American farmers sitting on record soybean stockpiles after sales to China tank
America's soybean farmers were scrambling to find new export markets in response to the sharp drop in Chinese demand, including in Europe, emerging countries in Southeast Asia, Egypt, Bangladesh and Pakistan.
However, those new export destinations had only made up for roughly half the shortfall in demand, only sales in Europe had fared "well".
In remarks to CNBC, Jim Sutter, chief executive officer of the US Soybean Export Council, predicted that overseas sales soybeans would fall from 30.0m tonnes in 2018 to around 10.0m tonnes in 2019, as Chinese companies shifted their purchases to Brazil in response to the trade war with the US.
Expressed in local currency terms, Brazilian soybean prices had climbed to their highest level for two months and port premiums in the South American giant had soared by approximately 70.0%.

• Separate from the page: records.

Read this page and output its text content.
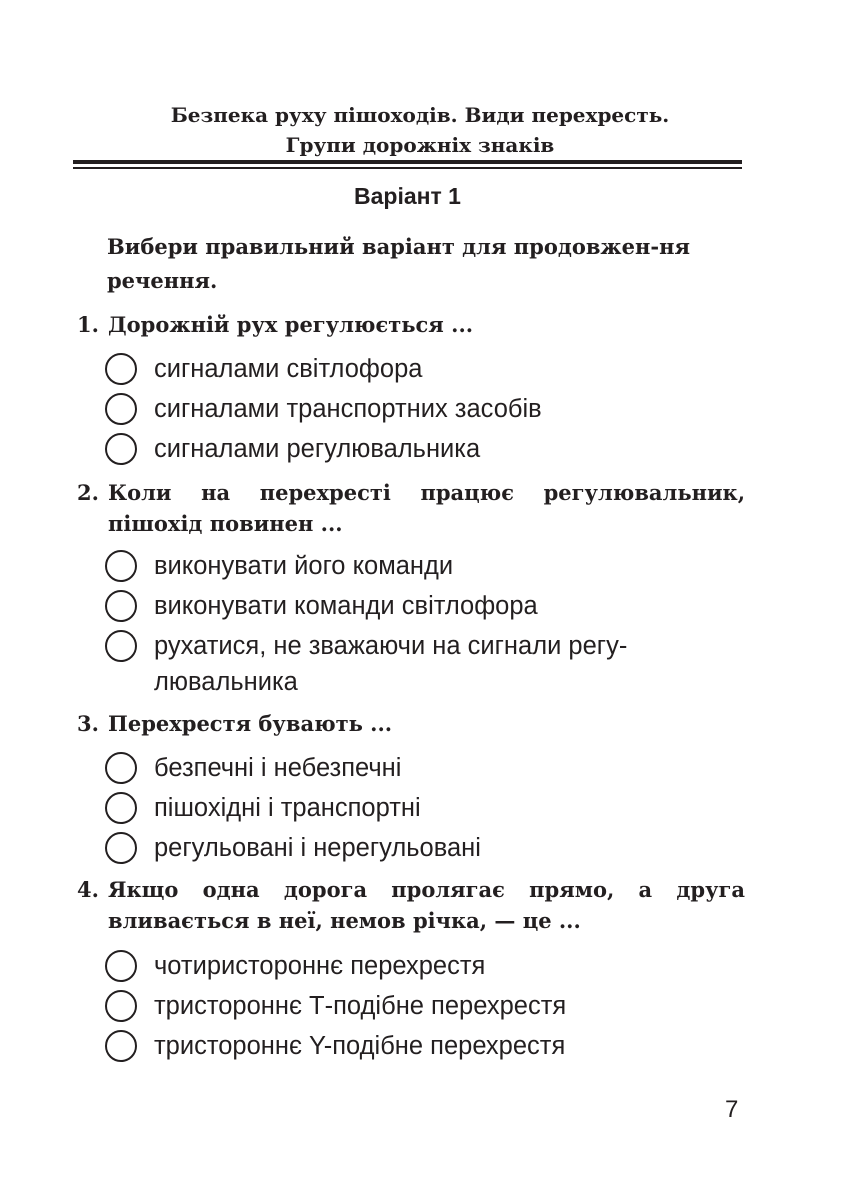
Безпека руху пішоходів. Види перехресть.
Групи дорожніх знаків
Варіант 1
Вибери правильний варіант для продовжен-ня речення.
1. Дорожній рух регулюється ...
сигналами світлофора
сигналами транспортних засобів
сигналами регулювальника
2. Коли на перехресті працює регулювальник, пішохід повинен ...
виконувати його команди
виконувати команди світлофора
рухатися, не зважаючи на сигнали регу-лювальника
3. Перехрестя бувають ...
безпечні і небезпечні
пішохідні і транспортні
регульовані і нерегульовані
4. Якщо одна дорога пролягає прямо, а друга вливається в неї, немов річка, — це ...
чотиристороннє перехрестя
тристороннє Т-подібне перехрестя
тристороннє Y-подібне перехрестя
7
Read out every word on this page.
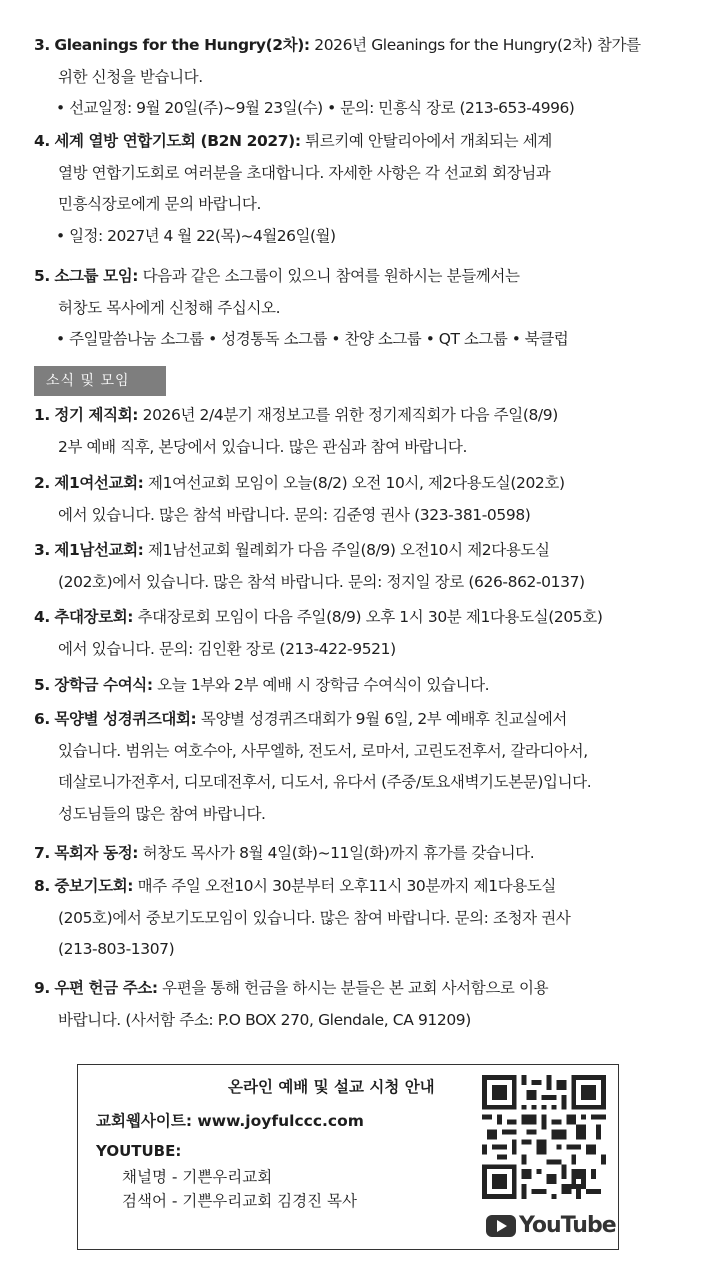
3. Gleanings for the Hungry(2차): 2026년 Gleanings for the Hungry(2차) 참가를
위한 신청을 받습니다.
• 선교일정: 9월 20일(주)~9월 23일(수) • 문의: 민흥식 장로 (213-653-4996)
4. 세계 열방 연합기도회 (B2N 2027): 튀르키예 안탈리아에서 개최되는 세계
열방 연합기도회로 여러분을 초대합니다. 자세한 사항은 각 선교회 회장님과
민흥식장로에게 문의 바랍니다.
• 일정: 2027년 4 월 22(목)~4월26일(월)
5. 소그룹 모임: 다음과 같은 소그룹이 있으니 참여를 원하시는 분들께서는
허창도 목사에게 신청해 주십시오.
• 주일말씀나눔 소그룹 • 성경통독 소그룹 • 찬양 소그룹 • QT 소그룹 • 북클럽
소식 및 모임
1. 정기 제직회: 2026년 2/4분기 재정보고를 위한 정기제직회가 다음 주일(8/9)
2부 예배 직후, 본당에서 있습니다. 많은 관심과 참여 바랍니다.
2. 제1여선교회: 제1여선교회 모임이 오늘(8/2) 오전 10시, 제2다용도실(202호)
에서 있습니다. 많은 참석 바랍니다. 문의: 김준영 권사 (323-381-0598)
3. 제1남선교회: 제1남선교회 월례회가 다음 주일(8/9) 오전10시 제2다용도실
(202호)에서 있습니다. 많은 참석 바랍니다. 문의: 정지일 장로 (626-862-0137)
4. 추대장로회: 추대장로회 모임이 다음 주일(8/9) 오후 1시 30분 제1다용도실(205호)
에서 있습니다. 문의: 김인환 장로 (213-422-9521)
5. 장학금 수여식: 오늘 1부와 2부 예배 시 장학금 수여식이 있습니다.
6. 목양별 성경퀴즈대회: 목양별 성경퀴즈대회가 9월 6일, 2부 예배후 친교실에서
있습니다. 범위는 여호수아, 사무엘하, 전도서, 로마서, 고린도전후서, 갈라디아서,
데살로니가전후서, 디모데전후서, 디도서, 유다서 (주중/토요새벽기도본문)입니다.
성도님들의 많은 참여 바랍니다.
7. 목회자 동정: 허창도 목사가 8월 4일(화)~11일(화)까지 휴가를 갖습니다.
8. 중보기도회: 매주 주일 오전10시 30분부터 오후11시 30분까지 제1다용도실
(205호)에서 중보기도모임이 있습니다. 많은 참여 바랍니다. 문의: 조청자 권사
(213-803-1307)
9. 우편 헌금 주소: 우편을 통해 헌금을 하시는 분들은 본 교회 사서함으로 이용
바랍니다. (사서함 주소: P.O BOX 270, Glendale, CA 91209)
온라인 예배 및 설교 시청 안내
교회웹사이트: www.joyfulccc.com
YOUTUBE:
채널명 - 기쁜우리교회
검색어 - 기쁜우리교회 김경진 목사
YouTube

US farmers' plight was made worse by Beijing's decision on 2 August to halt all purchases of American agricultural commodities after the White House threatened to impose a 10.0% tariff on a further $300.0bn of Chinese exports starting from 1 September.
China was the world’s largest consumer of soybeans, accounting for roughly 60.0% of US soybean exports before the trade war kicked off and for $5.9 of agricultural purchases in 2018, US census data showed.
Separately, the US Department of Agriculture was projecting that the trade war would leave soybean farmers in the States sitting on a record stock of 1.0bn bushels for the current marketing year ending on 31 August.